Some say it is unpatriotic to oppose the war, but hear me out: Say if your kid brings home a bad report card. Are you proud of him? Probably not. But do you still love him?
Yes. Loving your family is wanting what’s best for them. Loving your country is not just saluting the flag; loving your country is trying to make your country better. If you don’t want a better future for America, how can you say you love it?”
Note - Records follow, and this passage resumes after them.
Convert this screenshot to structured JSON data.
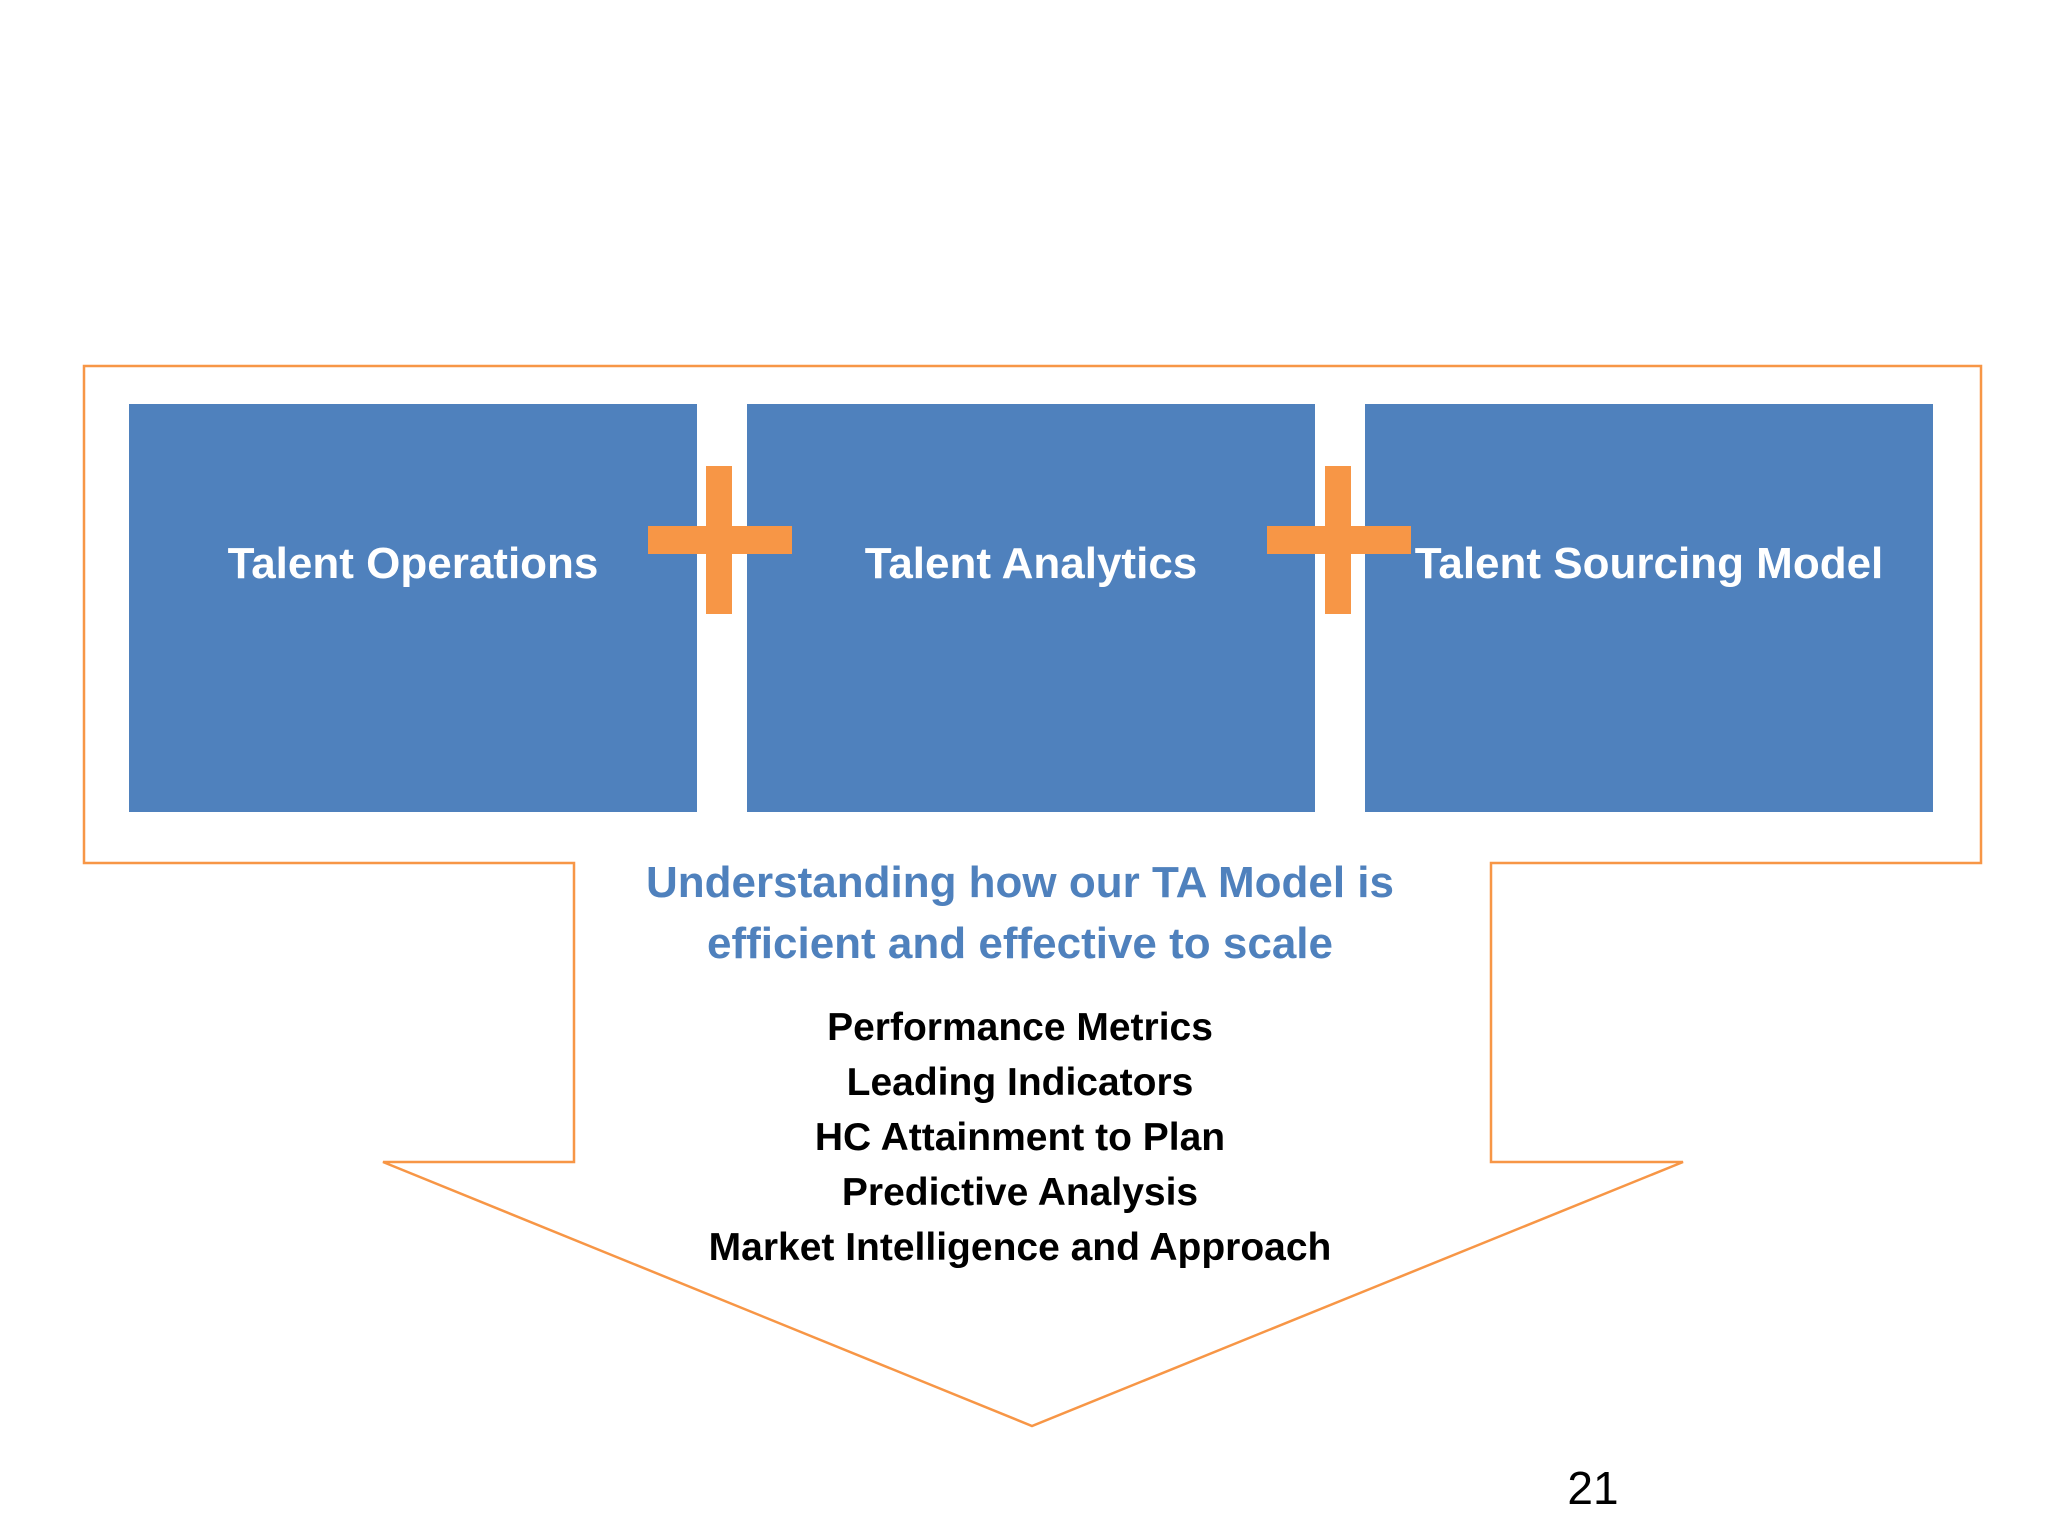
{
  "colors": {
    "box_fill": "#4f81bd",
    "accent_orange": "#f79646",
    "headline_blue": "#4f81bd",
    "text_black": "#000000"
  },
  "components": [
    {
      "label": "Talent Operations"
    },
    {
      "label": "Talent Analytics"
    },
    {
      "label": "Talent Sourcing Model"
    }
  ],
  "connectors": [
    "plus-icon",
    "plus-icon"
  ],
  "headline": {
    "line1": "Understanding how our TA Model is",
    "line2": "efficient and effective to scale"
  },
  "metrics": [
    "Performance Metrics",
    "Leading Indicators",
    "HC Attainment to Plan",
    "Predictive Analysis",
    "Market Intelligence and Approach"
  ],
  "page_number": "21"
}
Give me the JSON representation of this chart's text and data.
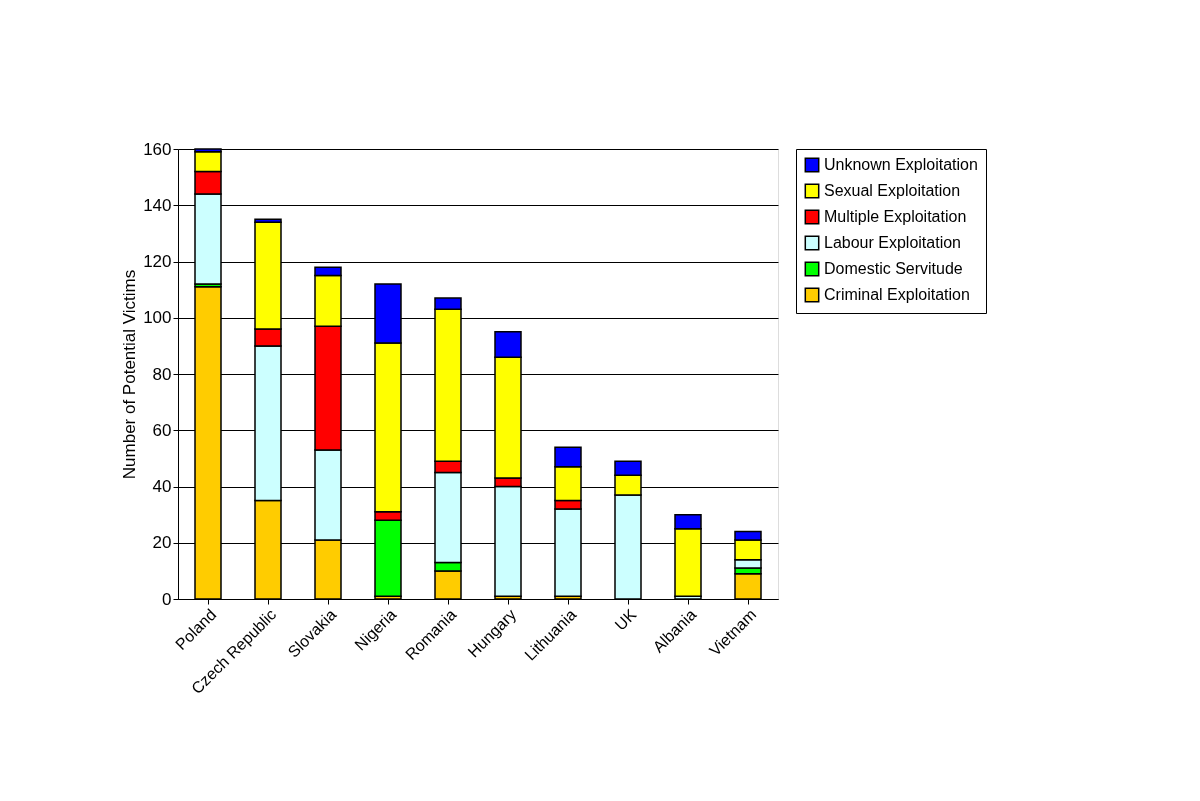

updated 10:05 a.m. EDT, Fri July 4, 2008 CNN
I believe that Patriotism is a feeling that is difficult to describe. Today, my class watched the News stations on the morning of September 11, 2001. As I watched the broadcast I had pretended as if we were viewing the CNN broadcasting live. The first tower’s broadcast time was slow and as I watched the smoke escape the building, something unexplainable happened to me. In that moment, I had felt the nation shaking and I understood what it meant to be an American. I had forgotten the next event that was taking place and when the buildings finally collapsed, so did pieces of me. While I watched the buildings stand tall, I was an American. Even as the buildings withstood the weight of it all, I was still an American. Yet, once the buildings collapsed, so did the entire nation. It rocked, shook and eventually everyone was leaning together as one. For the second time in history we were attacked on U.S. soil. We knew not if it was the end or only the beginning of what we don’t know. The children did not understand the story they watched unfold. As I write to you today, I must confess: I was American in the beginning and even when shaken we rise up together nevertheless.